I came across the boundary loss function (published: https://github.com/LIVIAETS/surface-loss and https://arxiv.org/abs/1812.07032). This function uses a distance map computed from ground truth. While I have successfully ported their pytorch implementation to work with fastai, it is by no means fast if the distance map is computed on the fly. In their implementation, they use pre-computed maps and surely, it would be trivial to compute and save these maps as images such that they could be loaded like the other images. I have been looking around for some hours now, without identifying a simple and practical way of loading in an image, ground truth and corresponding third image containing the distance map using the data block API or callbacks etc.
If you were to do this, how would you go about it?
Thank you in advance
I’m not an expert, but I would create a ImageTuple Custom class (alike what you can read from the custom data tutorial)
@sebbecht, did you find an elegant way to do this?
I’m currently looking to load a mask into a custom loss function.
My main objective is to do targeted image restoration using a mask to add weighting to certain pixels.
Concatenate mask and your weights as a single target tensor and split it in your custom loss function
Yes that’s exactly how I decided to solve it. Although I did shelve this issue for a bit while working on my dataset. I think this is the simplest way of doing it with a fastai loader. But I think I might end up doing a custom training loop and loaders and then apply transforms etc manually anyway. Let me know how it goes!
Thanks for your replies guys, that’s a great solution!
I’m struggling however to figure out where exactly to concatenate the tensors…?
So I have:
src = ImageImageList.from_folder( path_scratched_imgs ).split_by_rand_pct( 0.1, seed = 42 )
get_target = lambda x: path_imgs/x.name
data = (src
.label_from_func( get_target )
.transform( get_transforms(), tfm_y = True )
.databunch( bs=bs )
.normalize( imagenet_stats, do_y=True) )
My understanding may be flawed but I believe ‘src’ and ‘data’ just hold the paths to the images and not the tensors themselves; so would the concatenation occur where the image is actually loaded into memory, maybe some get_item function?
Thanks for your help
I think you can load the mask in get_target method. Instead of making it a lambda function, use PIL/OpenCV to load the mask and return it.
Hi warren, so in my case it’s segmentation which means I have a corresponding ground truth mask on disk as a png. I will for every mask, load it in, calculate my second tensor, I.e. weight map, concatenate it to the mask and re-save it. That way it’s loaded in as normal but in your loss function you split what’s loaded in. Make sense?
Hi Warren, I recently had the same problem especially since I use some extensive augmentation I needed the weights to rotate, stretch and crop the same as my input image and labels. I used a custom ItemBase class for my cutom SegmentationItemLabelList with weights and labels, that are transformed seperately with the same values. You can find my code here. Just let me know if you have any questions.
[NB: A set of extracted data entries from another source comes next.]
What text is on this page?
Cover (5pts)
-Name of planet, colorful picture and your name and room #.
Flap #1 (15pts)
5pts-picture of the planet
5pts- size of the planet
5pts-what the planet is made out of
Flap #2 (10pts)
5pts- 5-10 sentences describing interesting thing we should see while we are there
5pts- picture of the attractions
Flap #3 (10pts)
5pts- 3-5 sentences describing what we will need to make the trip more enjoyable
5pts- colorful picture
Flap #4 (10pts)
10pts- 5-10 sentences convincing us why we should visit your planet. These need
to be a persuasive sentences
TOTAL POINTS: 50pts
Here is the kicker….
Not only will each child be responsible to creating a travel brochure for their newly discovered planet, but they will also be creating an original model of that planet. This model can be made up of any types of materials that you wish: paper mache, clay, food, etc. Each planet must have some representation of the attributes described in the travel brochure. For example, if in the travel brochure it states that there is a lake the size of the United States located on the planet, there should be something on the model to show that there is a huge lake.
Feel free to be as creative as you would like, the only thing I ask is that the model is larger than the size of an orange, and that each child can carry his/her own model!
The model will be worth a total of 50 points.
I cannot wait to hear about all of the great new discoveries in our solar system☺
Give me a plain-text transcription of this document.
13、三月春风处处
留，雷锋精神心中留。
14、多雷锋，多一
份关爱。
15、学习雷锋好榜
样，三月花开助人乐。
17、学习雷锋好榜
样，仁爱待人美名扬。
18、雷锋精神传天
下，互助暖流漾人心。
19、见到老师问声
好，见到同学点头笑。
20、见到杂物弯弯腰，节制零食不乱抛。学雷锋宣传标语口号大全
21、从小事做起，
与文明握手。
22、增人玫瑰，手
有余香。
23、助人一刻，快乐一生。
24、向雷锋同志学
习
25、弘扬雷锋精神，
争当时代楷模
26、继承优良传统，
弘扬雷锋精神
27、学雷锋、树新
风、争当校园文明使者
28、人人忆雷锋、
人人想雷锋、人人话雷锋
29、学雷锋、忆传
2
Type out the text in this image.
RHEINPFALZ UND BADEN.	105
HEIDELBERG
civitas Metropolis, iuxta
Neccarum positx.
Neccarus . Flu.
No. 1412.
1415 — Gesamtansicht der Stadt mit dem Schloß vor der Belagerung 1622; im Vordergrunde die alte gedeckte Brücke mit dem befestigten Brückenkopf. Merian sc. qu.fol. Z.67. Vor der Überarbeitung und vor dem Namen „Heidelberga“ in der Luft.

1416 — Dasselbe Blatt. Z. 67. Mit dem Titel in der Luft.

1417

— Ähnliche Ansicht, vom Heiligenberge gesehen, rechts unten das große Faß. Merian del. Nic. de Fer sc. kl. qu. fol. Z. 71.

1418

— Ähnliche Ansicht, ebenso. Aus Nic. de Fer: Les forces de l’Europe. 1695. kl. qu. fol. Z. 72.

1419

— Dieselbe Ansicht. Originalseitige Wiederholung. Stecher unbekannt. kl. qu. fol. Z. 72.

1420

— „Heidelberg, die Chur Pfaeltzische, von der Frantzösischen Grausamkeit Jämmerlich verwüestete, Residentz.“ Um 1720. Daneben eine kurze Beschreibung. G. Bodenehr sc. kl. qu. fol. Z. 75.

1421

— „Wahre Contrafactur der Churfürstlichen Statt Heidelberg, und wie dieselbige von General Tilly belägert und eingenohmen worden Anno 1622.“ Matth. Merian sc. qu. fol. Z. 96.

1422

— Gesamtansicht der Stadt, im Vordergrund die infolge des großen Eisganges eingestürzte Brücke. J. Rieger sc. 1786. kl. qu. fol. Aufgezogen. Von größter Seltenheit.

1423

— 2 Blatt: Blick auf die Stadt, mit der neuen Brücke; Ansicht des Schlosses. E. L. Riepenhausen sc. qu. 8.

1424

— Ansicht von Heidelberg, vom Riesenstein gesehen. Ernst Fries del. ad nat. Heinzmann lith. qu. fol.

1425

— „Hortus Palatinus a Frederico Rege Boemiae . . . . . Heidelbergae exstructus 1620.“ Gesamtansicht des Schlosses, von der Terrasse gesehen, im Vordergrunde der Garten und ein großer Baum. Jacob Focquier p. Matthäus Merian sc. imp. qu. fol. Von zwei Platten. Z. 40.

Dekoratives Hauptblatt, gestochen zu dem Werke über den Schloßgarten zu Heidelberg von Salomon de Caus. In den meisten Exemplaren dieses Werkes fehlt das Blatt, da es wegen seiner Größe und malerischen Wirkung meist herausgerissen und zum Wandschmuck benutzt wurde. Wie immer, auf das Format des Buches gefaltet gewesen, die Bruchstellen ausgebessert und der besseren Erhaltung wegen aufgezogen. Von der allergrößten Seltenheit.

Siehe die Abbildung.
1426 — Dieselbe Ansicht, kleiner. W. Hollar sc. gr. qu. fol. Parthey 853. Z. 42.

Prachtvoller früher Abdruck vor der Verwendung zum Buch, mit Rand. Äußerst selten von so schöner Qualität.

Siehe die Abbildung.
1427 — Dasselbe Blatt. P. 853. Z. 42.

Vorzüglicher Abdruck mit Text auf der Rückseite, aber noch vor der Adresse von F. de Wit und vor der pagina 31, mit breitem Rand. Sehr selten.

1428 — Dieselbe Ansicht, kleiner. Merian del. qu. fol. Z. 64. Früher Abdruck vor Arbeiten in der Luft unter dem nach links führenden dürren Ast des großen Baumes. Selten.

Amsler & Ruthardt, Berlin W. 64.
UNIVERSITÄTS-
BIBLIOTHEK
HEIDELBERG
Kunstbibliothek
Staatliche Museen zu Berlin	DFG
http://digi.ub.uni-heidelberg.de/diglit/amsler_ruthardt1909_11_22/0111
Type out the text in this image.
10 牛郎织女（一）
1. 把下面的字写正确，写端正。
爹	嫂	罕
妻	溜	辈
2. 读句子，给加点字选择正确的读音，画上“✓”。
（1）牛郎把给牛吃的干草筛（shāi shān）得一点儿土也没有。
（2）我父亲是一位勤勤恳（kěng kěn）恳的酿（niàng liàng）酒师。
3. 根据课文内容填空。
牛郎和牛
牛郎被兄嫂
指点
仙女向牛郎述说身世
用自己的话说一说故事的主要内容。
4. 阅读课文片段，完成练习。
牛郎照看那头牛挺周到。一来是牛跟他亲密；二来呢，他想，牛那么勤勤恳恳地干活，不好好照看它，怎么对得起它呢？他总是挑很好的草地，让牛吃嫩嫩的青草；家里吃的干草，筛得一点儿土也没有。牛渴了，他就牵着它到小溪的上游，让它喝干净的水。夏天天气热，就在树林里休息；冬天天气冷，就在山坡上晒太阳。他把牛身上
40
Thanks guys for all your help!
I actually managed to fix the issue I was having a few months back by loading the mask into the alpha channel of the PNG images. I then split the PNG into the RGB image and mask in the Loss Function, as suggested by @sebbecht. I did have to alter some standard functions however so that the 4-channel images would work in the standard code.
I hope to clean up my own code and make at GitHub repo, then I’ll be able to share more precisely how I went about this. I probably would have been better off creating my own image classes and data-loaders but was under pressure to get the MVP out.